In this series, the main early complication was massive blood loss (15 out of 37 patients), which caused patient deaths in two cases. During EBS, bleeding is considered the main problem. A careful preoperative embolization of the index levels is helpful to decrease intra-operative bleeding. Moreover, step-by-step hemostasis is then mandatory in long surgeries, otherwise the total amount of blood loss could be highly relevant. The use of the new ultrasound bone saw can also contribute to decrease the bleeding in the bone. Indeed, the use of these kinds of saws compared with traditional saws allows to make more accurate cuts and bone hemostasis. Other complications can be indirectly correlated to hemorrhage, such as cardiac failure, myocardial infection, wound dehiscence and deep infection. In addition, a correct anesthesia management aiming to maintain a controlled hypotension could be helpful.

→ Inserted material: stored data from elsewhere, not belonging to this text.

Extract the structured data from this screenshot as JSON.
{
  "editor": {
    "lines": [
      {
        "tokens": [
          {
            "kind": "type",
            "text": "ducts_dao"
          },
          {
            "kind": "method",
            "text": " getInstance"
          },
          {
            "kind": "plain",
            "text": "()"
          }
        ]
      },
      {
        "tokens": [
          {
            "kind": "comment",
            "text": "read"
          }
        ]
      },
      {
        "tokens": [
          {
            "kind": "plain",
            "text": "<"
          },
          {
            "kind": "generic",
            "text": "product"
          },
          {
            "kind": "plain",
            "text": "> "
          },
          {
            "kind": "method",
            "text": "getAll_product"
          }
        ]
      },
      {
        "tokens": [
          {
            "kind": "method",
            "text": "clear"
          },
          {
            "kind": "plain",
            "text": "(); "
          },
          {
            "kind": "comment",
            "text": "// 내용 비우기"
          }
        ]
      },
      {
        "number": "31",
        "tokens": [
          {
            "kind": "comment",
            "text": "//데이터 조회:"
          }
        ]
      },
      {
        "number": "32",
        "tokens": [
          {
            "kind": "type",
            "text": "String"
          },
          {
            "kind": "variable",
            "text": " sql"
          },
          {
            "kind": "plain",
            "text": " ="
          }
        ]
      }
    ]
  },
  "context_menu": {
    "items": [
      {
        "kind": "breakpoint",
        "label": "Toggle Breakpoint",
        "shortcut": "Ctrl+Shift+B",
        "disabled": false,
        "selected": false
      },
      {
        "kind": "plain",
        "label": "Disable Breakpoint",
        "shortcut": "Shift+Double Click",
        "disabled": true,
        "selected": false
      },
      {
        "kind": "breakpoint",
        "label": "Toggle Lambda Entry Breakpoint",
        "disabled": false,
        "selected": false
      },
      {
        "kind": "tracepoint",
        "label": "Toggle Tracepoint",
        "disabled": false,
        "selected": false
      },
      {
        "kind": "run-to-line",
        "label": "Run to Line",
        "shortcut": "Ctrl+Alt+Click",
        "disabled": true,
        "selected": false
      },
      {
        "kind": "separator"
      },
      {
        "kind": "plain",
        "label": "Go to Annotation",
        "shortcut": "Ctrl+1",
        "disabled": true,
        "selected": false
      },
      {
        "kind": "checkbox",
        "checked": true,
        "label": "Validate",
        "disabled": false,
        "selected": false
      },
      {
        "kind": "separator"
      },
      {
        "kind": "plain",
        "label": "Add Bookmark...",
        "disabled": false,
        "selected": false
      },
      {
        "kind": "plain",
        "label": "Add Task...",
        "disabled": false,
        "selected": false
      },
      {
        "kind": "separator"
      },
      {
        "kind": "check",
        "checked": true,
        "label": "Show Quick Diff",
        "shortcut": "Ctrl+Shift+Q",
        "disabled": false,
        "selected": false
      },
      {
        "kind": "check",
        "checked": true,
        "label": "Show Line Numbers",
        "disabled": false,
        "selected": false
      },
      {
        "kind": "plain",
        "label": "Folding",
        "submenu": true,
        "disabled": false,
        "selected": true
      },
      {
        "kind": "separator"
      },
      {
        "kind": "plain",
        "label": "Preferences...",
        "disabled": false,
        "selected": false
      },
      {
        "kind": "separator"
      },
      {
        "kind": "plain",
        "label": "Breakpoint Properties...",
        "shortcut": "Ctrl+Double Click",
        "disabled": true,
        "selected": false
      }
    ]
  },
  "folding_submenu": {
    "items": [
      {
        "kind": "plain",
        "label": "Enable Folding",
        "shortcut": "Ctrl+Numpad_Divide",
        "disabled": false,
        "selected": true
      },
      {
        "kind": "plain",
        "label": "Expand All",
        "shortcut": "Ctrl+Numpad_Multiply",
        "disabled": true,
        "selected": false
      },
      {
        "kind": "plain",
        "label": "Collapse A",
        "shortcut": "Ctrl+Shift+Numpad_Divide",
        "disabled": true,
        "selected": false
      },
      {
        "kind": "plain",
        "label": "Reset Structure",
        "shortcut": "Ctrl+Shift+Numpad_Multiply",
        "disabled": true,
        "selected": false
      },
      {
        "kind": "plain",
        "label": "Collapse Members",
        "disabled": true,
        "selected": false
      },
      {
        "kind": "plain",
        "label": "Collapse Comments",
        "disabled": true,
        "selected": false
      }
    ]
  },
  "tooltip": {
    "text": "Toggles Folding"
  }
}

Dural tear is also quite frequent; nevertheless, in just one case, a surgical repair was necessary; in the majority of cases, it resolved spontaneously with bed rest.

Late complications are more variable even if neurological deterioration, wound dehiscence/infection and construct failure can be considered more frequent. Unfortunately, EBS is associated with an important instability because it is hard to obtain arthrodesis; to decrease the risk of loss of correction could be useful to extend the length of the construct even four levels above and under the vertebras removed, moreover, if they are more than one.

Despite the inherent limitations of our analysis, including the small number of patients enrolled and the lack of a control group, we believe that our data show EBS in elderly patients must be approached in specialized centers where it is present not only a trained surgical team but also specialists able to resolve every possible complication.